Prancha botânica de Spartina maritima com pradaria baixa de gramínea rizomatosa em lodo intertidal, folhas enroladas, lígula pilosa e duas espigas florais
Costeira Exigente

Morraça

Spartina maritima · Poaceae

Gramínea rizomatosa nativa e pioneira dos bancos de vasa do sapal baixo, capaz de dissipar corrente e acumular sedimento, mas facilmente confundida com Spartina invasoras.

ExposiçãoSol pleno
ÁguaSubmersão regular por água salina ou salobra
CicloGramínea perene rizomatosa
SoloVasa intertidal fina, anóxica e estável
pH6,5–8,5
EspaçoPlugs a 40–80 cm em manchas experimentais

Do início ao estabelecimento

Como plantar

  1. Excluir espécies invasoras

    Confirme lígula, espiguetas, folhas e hábito; Spartina patens, S. densiflora e híbridos não podem entrar no lote.

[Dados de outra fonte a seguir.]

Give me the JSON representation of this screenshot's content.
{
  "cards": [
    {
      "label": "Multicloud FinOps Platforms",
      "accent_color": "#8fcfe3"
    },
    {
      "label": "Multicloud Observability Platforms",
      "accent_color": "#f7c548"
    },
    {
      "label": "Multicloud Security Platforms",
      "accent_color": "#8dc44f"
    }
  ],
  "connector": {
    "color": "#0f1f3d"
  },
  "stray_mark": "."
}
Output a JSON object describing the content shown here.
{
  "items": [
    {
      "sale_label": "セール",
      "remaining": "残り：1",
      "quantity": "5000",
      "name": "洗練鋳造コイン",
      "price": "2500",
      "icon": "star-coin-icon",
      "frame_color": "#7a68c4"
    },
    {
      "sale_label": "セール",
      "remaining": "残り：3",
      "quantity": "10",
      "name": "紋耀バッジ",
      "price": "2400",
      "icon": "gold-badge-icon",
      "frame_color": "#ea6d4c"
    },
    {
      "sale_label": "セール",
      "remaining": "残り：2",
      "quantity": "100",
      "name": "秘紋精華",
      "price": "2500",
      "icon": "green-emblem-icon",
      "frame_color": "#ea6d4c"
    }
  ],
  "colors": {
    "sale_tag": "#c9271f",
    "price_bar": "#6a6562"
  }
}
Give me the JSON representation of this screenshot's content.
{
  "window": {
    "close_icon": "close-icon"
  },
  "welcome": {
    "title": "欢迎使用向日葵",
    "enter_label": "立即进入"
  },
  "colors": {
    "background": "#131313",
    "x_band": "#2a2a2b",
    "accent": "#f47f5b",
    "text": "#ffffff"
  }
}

  2. Modelar esforço hidráulico

    Use dados de maré, corrente, onda e cisalhamento do sedimento; plantação não estabiliza uma frente fisicamente inviável.

  3. Produzir plugs clonais rastreados

    Multiplique apenas material autorizado e representativo da população local, mantendo lotes separados e livres de propágulos invasores.

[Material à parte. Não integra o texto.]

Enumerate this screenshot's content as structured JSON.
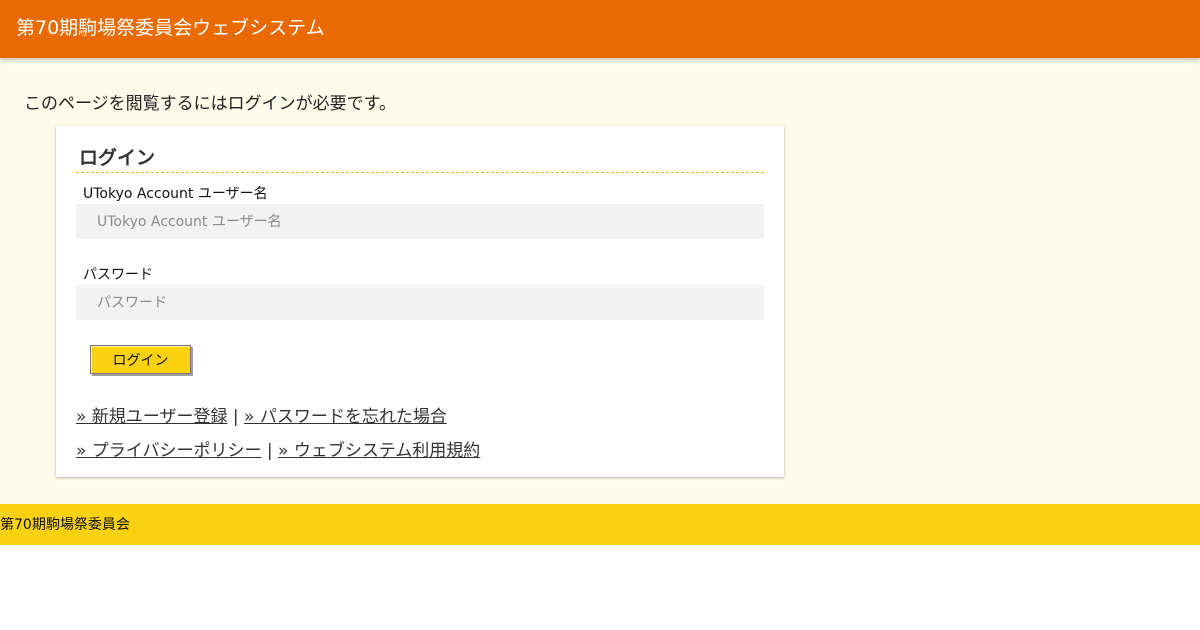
{
  "header": {
    "title": "第70期駒場祭委員会ウェブシステム"
  },
  "main": {
    "notice": "このページを閲覧するにはログインが必要です。",
    "login_card": {
      "title": "ログイン",
      "username": {
        "label": "UTokyo Account ユーザー名",
        "placeholder": "UTokyo Account ユーザー名",
        "value": ""
      },
      "password": {
        "label": "パスワード",
        "placeholder": "パスワード",
        "value": ""
      },
      "submit_label": "ログイン",
      "links_row1": {
        "signup": "» 新規ユーザー登録",
        "separator": "|",
        "forgot_password": "» パスワードを忘れた場合"
      },
      "links_row2": {
        "privacy_policy": "» プライバシーポリシー",
        "separator": "|",
        "terms": "» ウェブシステム利用規約"
      }
    }
  },
  "footer": {
    "text": "第70期駒場祭委員会"
  },
  "colors": {
    "header_bg": "#e86a00",
    "page_bg": "#fffbea",
    "accent_yellow": "#f9d10e",
    "input_bg": "#f2f2f2"
  }
}
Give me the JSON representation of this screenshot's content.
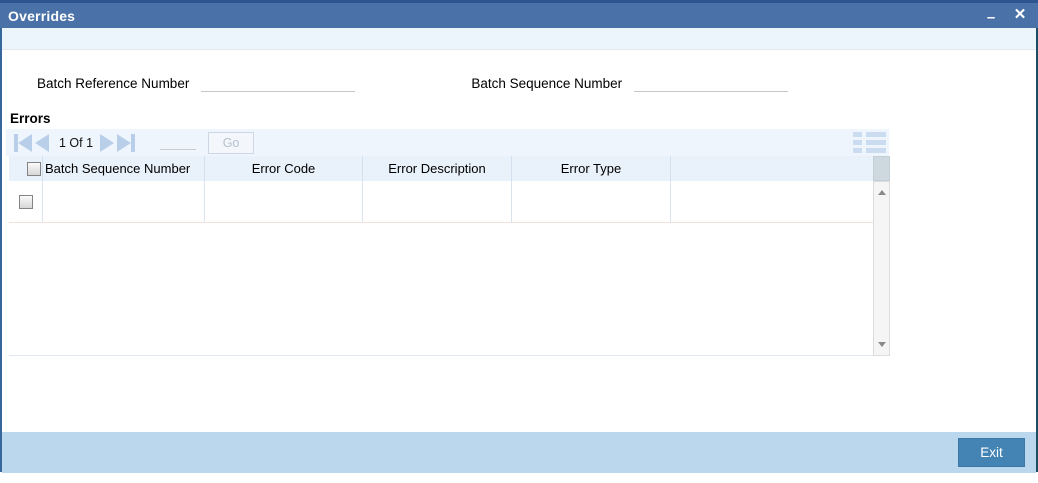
{
  "window": {
    "title": "Overrides",
    "minimize_icon": "–",
    "close_icon": "✕"
  },
  "fields": {
    "batch_reference_number": {
      "label": "Batch Reference Number",
      "value": ""
    },
    "batch_sequence_number": {
      "label": "Batch Sequence Number",
      "value": ""
    }
  },
  "errors_section": {
    "title": "Errors",
    "pagination": {
      "page_indicator": "1 Of 1",
      "page_input_value": "",
      "go_button": "Go"
    },
    "table": {
      "columns": [
        "Batch Sequence Number",
        "Error Code",
        "Error Description",
        "Error Type",
        ""
      ],
      "rows": [
        {
          "checked": false,
          "cells": [
            "",
            "",
            "",
            "",
            ""
          ]
        }
      ]
    }
  },
  "footer": {
    "exit_button": "Exit"
  },
  "colors": {
    "titlebar": "#4a72a8",
    "titlebar_top_edge": "#2d5691",
    "top_strip": "#ecf4fc",
    "pagination_bg": "#eff5fc",
    "nav_arrow": "#b9cfe9",
    "header_bg": "#e9f1fa",
    "footer_bar": "#bad7ed",
    "exit_button": "#4384b4"
  }
}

  4. Implantar em ensaio faseado

    Comece por pequenas manchas e controlos não plantados, enterrando o plug ao nível do sedimento e evitando valas contínuas.

Janelas nacionais

Calendário

Plantar
JanFevMarAbrMaiJunJulAgoSetOutNovDez

Estas são janelas de referência. Atrase com geada e altitude; antecipe em encostas quentes e zonas costeiras suaves.

Depois de plantar

Cuidados essenciais

Inspecionar após maré viva

Registe perda, soterramento, erosão e deposição; replante só depois de compreender o padrão físico.

Detetar invasoras cedo

Percorra os limites na floração e remova apenas sob protocolo aprovado qualquer Spartina não nativa.

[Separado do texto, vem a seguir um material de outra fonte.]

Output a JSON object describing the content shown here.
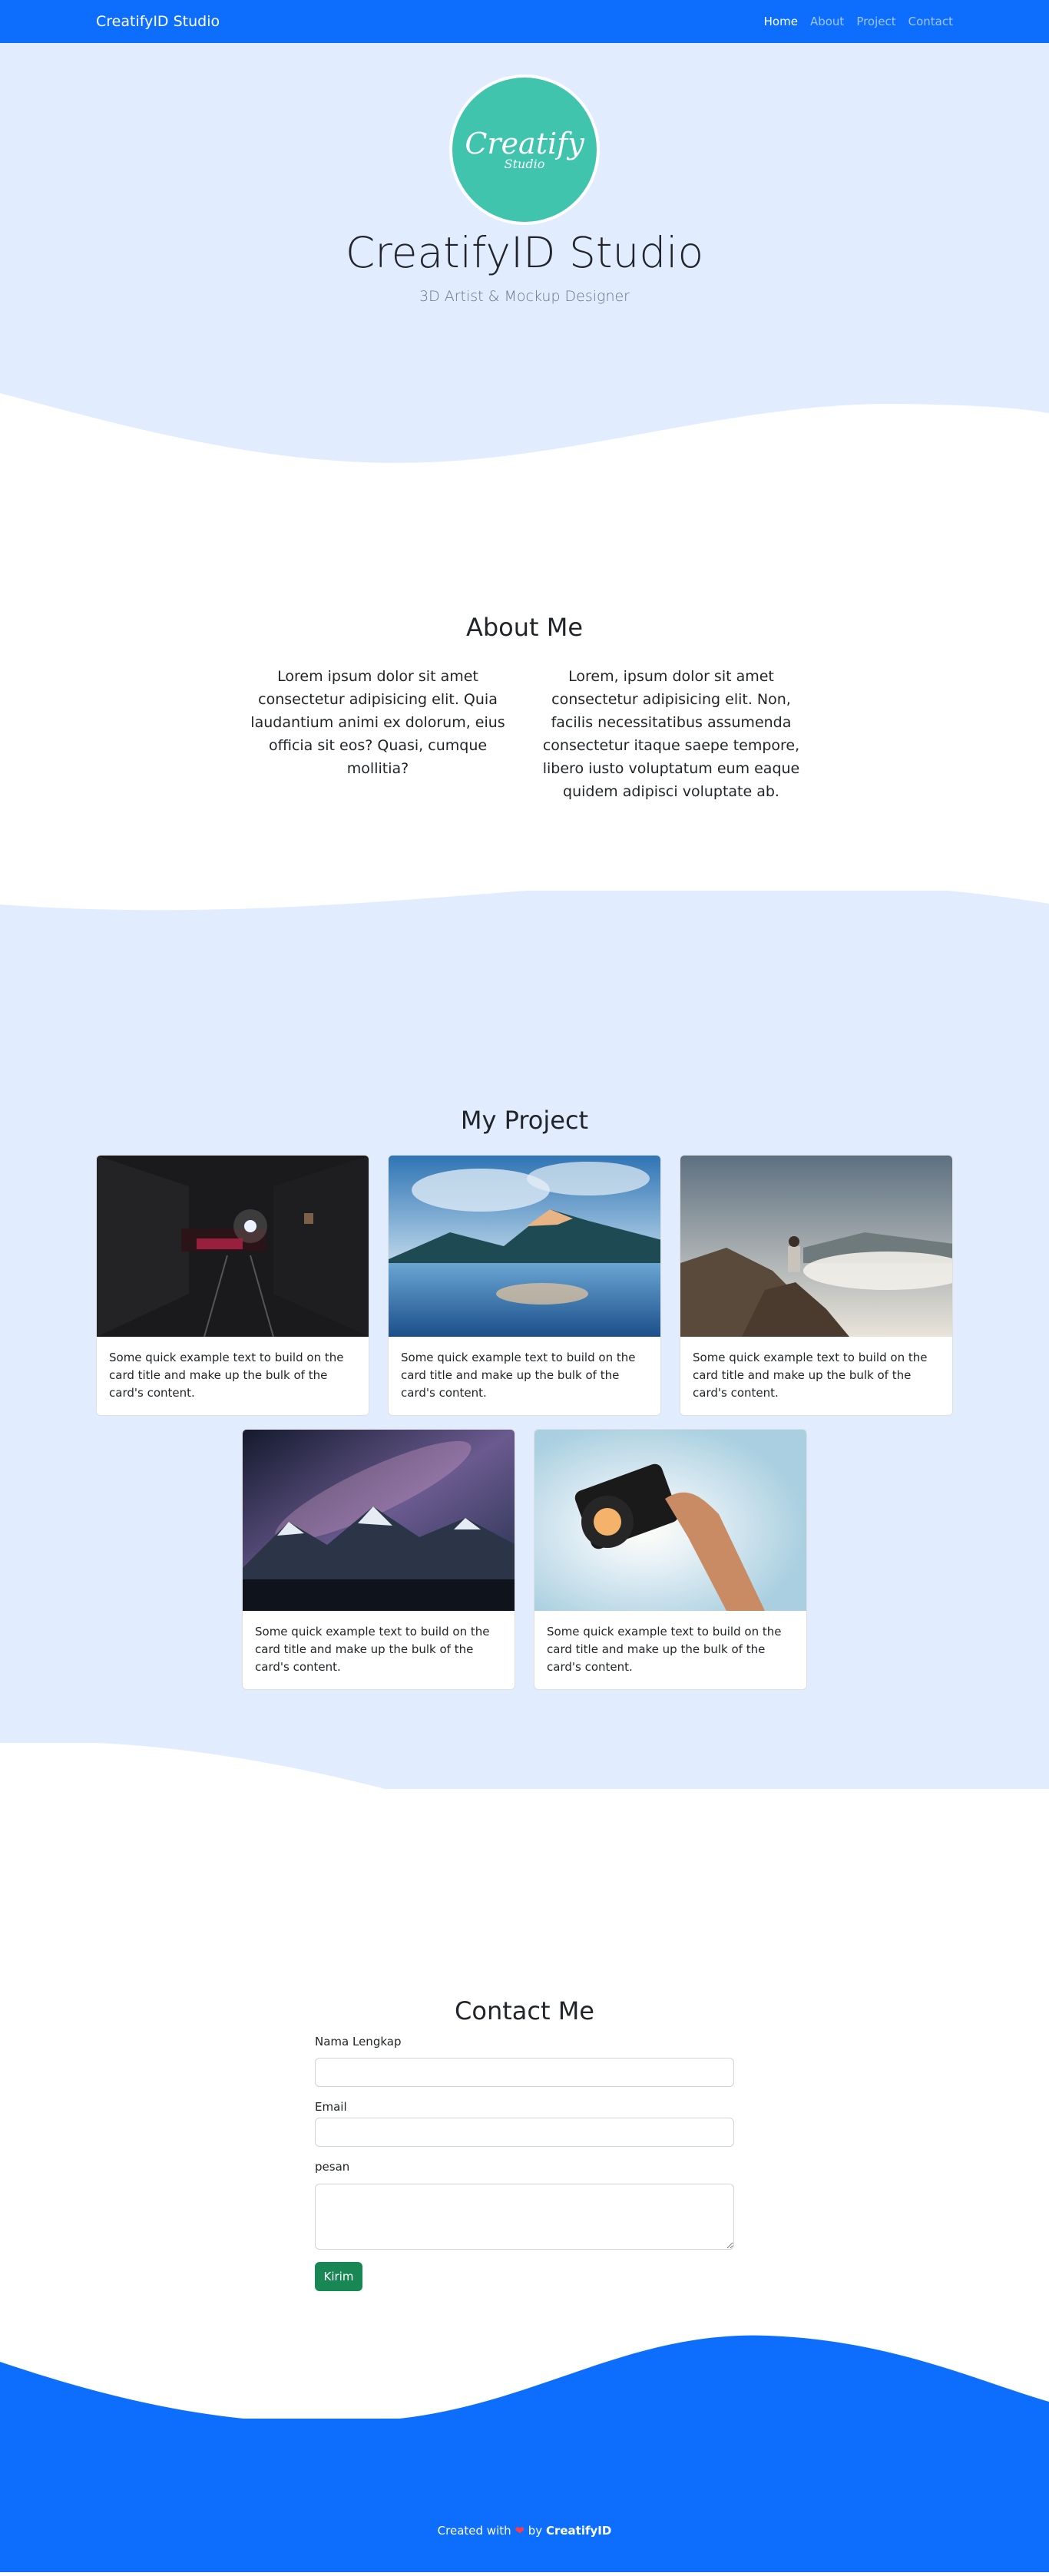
{
  "navbar": {
    "brand": "CreatifyID Studio",
    "links": [
      "Home",
      "About",
      "Project",
      "Contact"
    ]
  },
  "hero": {
    "logo_main": "Creatify",
    "logo_sub": "Studio",
    "title": "CreatifyID Studio",
    "subtitle": "3D Artist & Mockup Designer"
  },
  "about": {
    "title": "About Me",
    "paragraphs": [
      "Lorem ipsum dolor sit amet consectetur adipisicing elit. Quia laudantium animi ex dolorum, eius officia sit eos? Quasi, cumque mollitia?",
      "Lorem, ipsum dolor sit amet consectetur adipisicing elit. Non, facilis necessitatibus assumenda consectetur itaque saepe tempore, libero iusto voluptatum eum eaque quidem adipisci voluptate ab."
    ]
  },
  "projects": {
    "title": "My Project",
    "cards": [
      {
        "text": "Some quick example text to build on the card title and make up the bulk of the card's content.",
        "image": "tunnel-photo"
      },
      {
        "text": "Some quick example text to build on the card title and make up the bulk of the card's content.",
        "image": "lake-mountain-photo"
      },
      {
        "text": "Some quick example text to build on the card title and make up the bulk of the card's content.",
        "image": "photographer-cliff-photo"
      },
      {
        "text": "Some quick example text to build on the card title and make up the bulk of the card's content.",
        "image": "milky-way-mountains-photo"
      },
      {
        "text": "Some quick example text to build on the card title and make up the bulk of the card's content.",
        "image": "camera-in-hand-photo"
      }
    ]
  },
  "contact": {
    "title": "Contact Me",
    "name_label": "Nama Lengkap",
    "email_label": "Email",
    "message_label": "pesan",
    "name_value": "",
    "email_value": "",
    "message_value": "",
    "submit_label": "Kirim"
  },
  "footer": {
    "prefix": "Created with",
    "heart": "❤",
    "by": "by",
    "author": "CreatifyID"
  },
  "colors": {
    "primary": "#0d6efd",
    "section_bg": "#e1ecff",
    "logo_teal": "#40c4ad",
    "success": "#198754"
  }
}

Avaliar função, não só cobertura

Meça acreção, diversidade adjacente e conectividade de canais para evitar uma monocultura que bloqueie o sapal.

Diagnóstico antes de tratar

Problemas frequentes

ProblemaComo reconhecerPrimeira resposta
Arranque hidráulicoPlugs desaparecem ou ficam deitados depois de poucos ciclos de maré.Parar e rever cota, corrente e desenho; não aumentar simplesmente a densidade.
Spartina invasoraTouceiras mais altas, hábito e inflorescência divergentes aparecem no viveiro ou parcela.Isolar imediatamente e obter identificação especializada antes de qualquer remoção.
Canal colmatadoA mancha contínua altera drenagem e retém água fora do padrão natural.Reabrir conectividade apenas com projeto hidráulico e reduzir continuidade da implantação.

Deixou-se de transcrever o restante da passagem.